Andy hizo un ademán de asentimiento.

—Es difícil seguirle el rastro a un autostopista, Charlie. Si tenemos suerte, viajaremos con alguien que estará en Buffalo por la mañana. —Y si no la tenemos, estaremos en el arcén haciendo señas con el pulgar cuando pase el coche verde.

—Si te parece una buena idea —comentó Charlie, con tono dubitativo.

—Ven, ayúdame.

Un gigantesco ramalazo de dolor cuando se levantó. Se balanceó un poco, cerró los ojos y luego volvió a abrirlos. La gente tenía un aspecto surrealista. Las luces parecían demasiado brillantes. Pasó una mujer montada sobre unos altos tacones, y cada vez que éstos repicaban sobre las baldosas del aeropuerto le parecía oír el ruido que hacía la puerta de un sepulcro al cerrarse.

—¿Estás seguro de que puedes, papá? —Su vocecilla sonaba débil y muy asustada.

Charlie. Sólo Charlie tenía buen aspecto.

—Creo que puedo —respondió él—. Vamos.

Salieron por otra puerta, distinta de aquella por la que habían entrado, y el mozo que los había visto bajar del taxi estaba atareado descargando maletas de un coche. No los vio salir.

—¿En qué dirección, papá? —preguntó Charlie.

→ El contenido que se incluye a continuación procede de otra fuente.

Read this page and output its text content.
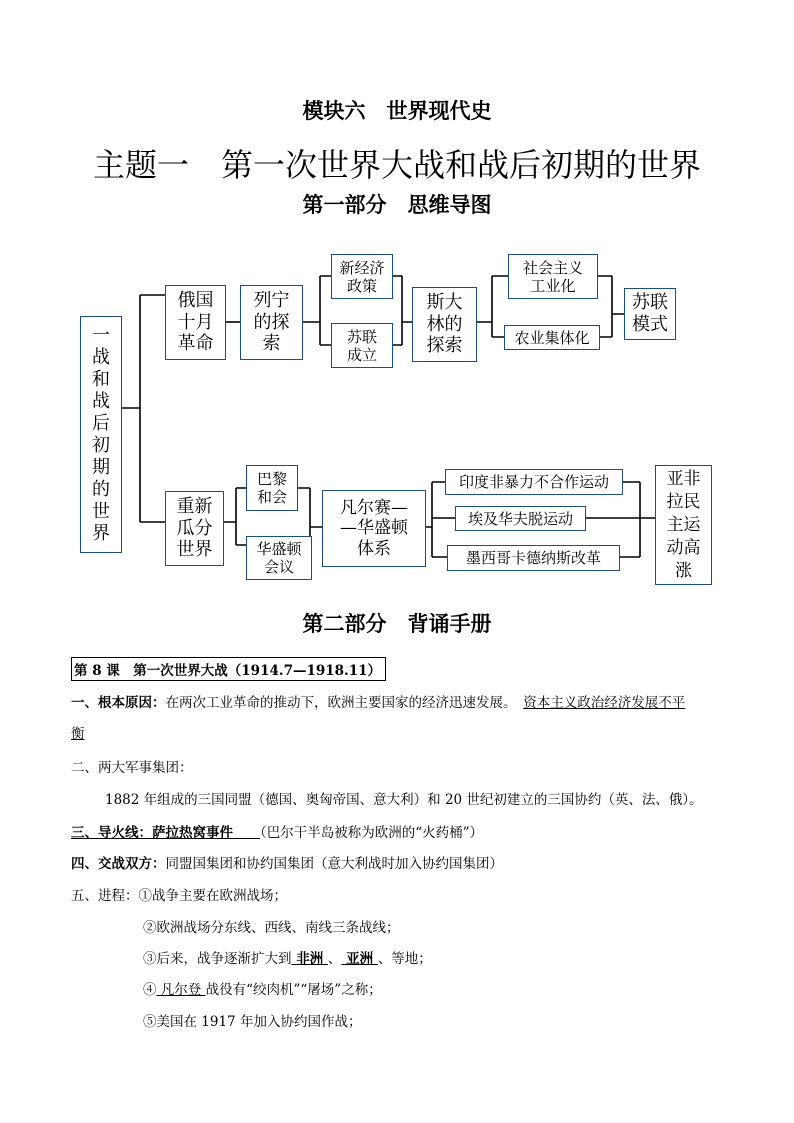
模块六　世界现代史
主题一　第一次世界大战和战后初期的世界
第一部分　思维导图
一
战
和
战
后
初
期
的
世
界
俄国
十月
革命
列宁
的探
索
新经济
政策
苏联
成立
斯大
林的
探索
社会主义
工业化
农业集体化
苏联
模式
重新
瓜分
世界
巴黎
和会
华盛顿
会议
凡尔赛—
—华盛顿
体系
印度非暴力不合作运动
埃及华夫脱运动
墨西哥卡德纳斯改革
亚非
拉民
主运
动高
涨
第二部分　背诵手册
第 8 课　第一次世界大战（1914.7—1918.11）
一、根本原因：在两次工业革命的推动下，欧洲主要国家的经济迅速发展。　 资本主义政治经济发展不平
衡
二、两大军事集团：
1882 年组成的三国同盟（德国、奥匈帝国、意大利）和 20 世纪初建立的三国协约（英、法、俄）。
三、导火线：萨拉热窝事件　　 （巴尔干半岛被称为欧洲的“火药桶”）
四、交战双方：同盟国集团和协约国集团（意大利战时加入协约国集团）
五、进程：①战争主要在欧洲战场；
②欧洲战场分东线、西线、南线三条战线；
③后来，战争逐渐扩大到 非洲 、 亚洲 、等地；
④ 凡尔登 战役有“绞肉机”“屠场”之称；
⑤美国在 1917 年加入协约国作战；
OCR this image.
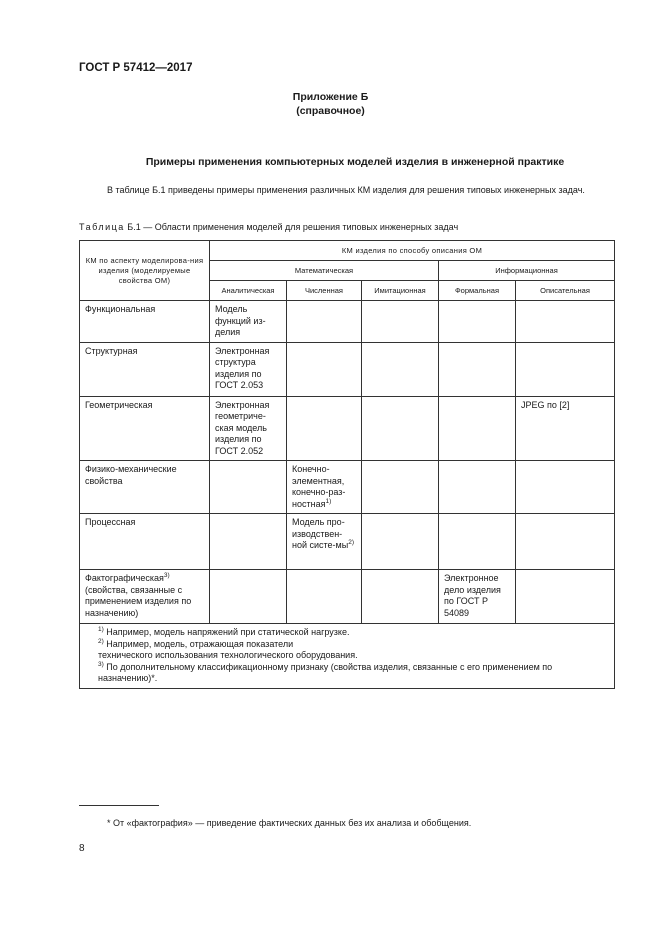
ГОСТ Р 57412—2017
Приложение Б
(справочное)
Примеры применения компьютерных моделей изделия в инженерной практике
В таблице Б.1 приведены примеры применения различных КМ изделия для решения типовых инженерных задач.
Таблица Б.1 — Области применения моделей для решения типовых инженерных задач
КМ по аспекту моделирова-ния изделия (моделируемые свойства ОМ)	КМ изделия по способу описания ОМ				
	Математическая			Информационная	
	Аналитическая	Численная	Имитационная	Формальная	Описательная
Функциональная	Модель функций из-делия				
Структурная	Электронная структура изделия по ГОСТ 2.053				
Геометрическая	Электронная геометриче-ская модель изделия по ГОСТ 2.052				JPEG по [2]
Физико-механические свойства		Конечно-элементная, конечно-раз-ностная$^{1)}$			
Процессная		Модель про-изводствен-ной систе-$мы^{2)}$			
Фактографическая$^{3)}$ (свойства, связанные с применением изделия по назначению)				Электронное дело изделия по ГОСТ Р 54089	

$^{1)}$ Например, модель напряжений при статической нагрузке.
$^{2)}$ Например, модель, отражающая показатели
технического использования технологического оборудования.
$^{3)}$ По дополнительному классификационному признаку (свойства изделия, связанные с его применением по назначению)*.					
* От «фактография» — приведение фактических данных без их анализа и обобщения.
8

Él miró en ambos sentidos y vio la carretera del Norte, que se alejaba por debajo y hacia la derecha del edificio de la terminal. El problema consistía en encontrar la forma de llegar allí. Había carreteras por todas partes: por arriba, por abajo, PROHIBIDO GIRAR A LA DERECHA, DETÉNGASE EN LA SEÑAL, SIGA A LA IZQUIERDA, PROHIBIDO ESTACIONAR LAS 24 HORAS.

—Creo que por aquí —murmuró él, y caminaron paralelamente a la terminal siguiendo el empalme bordeado por carteles con la leyenda SOLO PARA CARGA Y DESCARGA. La acera llegaba hasta el fin de la terminal y allí se interrumpía. Un enorme Mercedes plateado pasó junto a ellos, indiferentemente, y el reflejo de las lámparas de sodio sobre la carrocería le produjo una crispación espasmódica.

Charlie le dirigió una mirada inquisitiva. Andy hizo un ademán con la cabeza.

—Limítate a mantenerte lo más alejada que puedas de la calzada. ¿Tienes frío?

—No, papá.

—Por fortuna, es una noche calurosa. Tu madre habría… —cerró bruscamente la boca, interrumpiendo la frase.

Los dos se internaron en la oscuridad, el hombre corpulento de anchas espaldas y la chiquilla de los pantalones rojos y el vestido verde, cogidos de la mano, de manera que ella casi parecía guiarlo.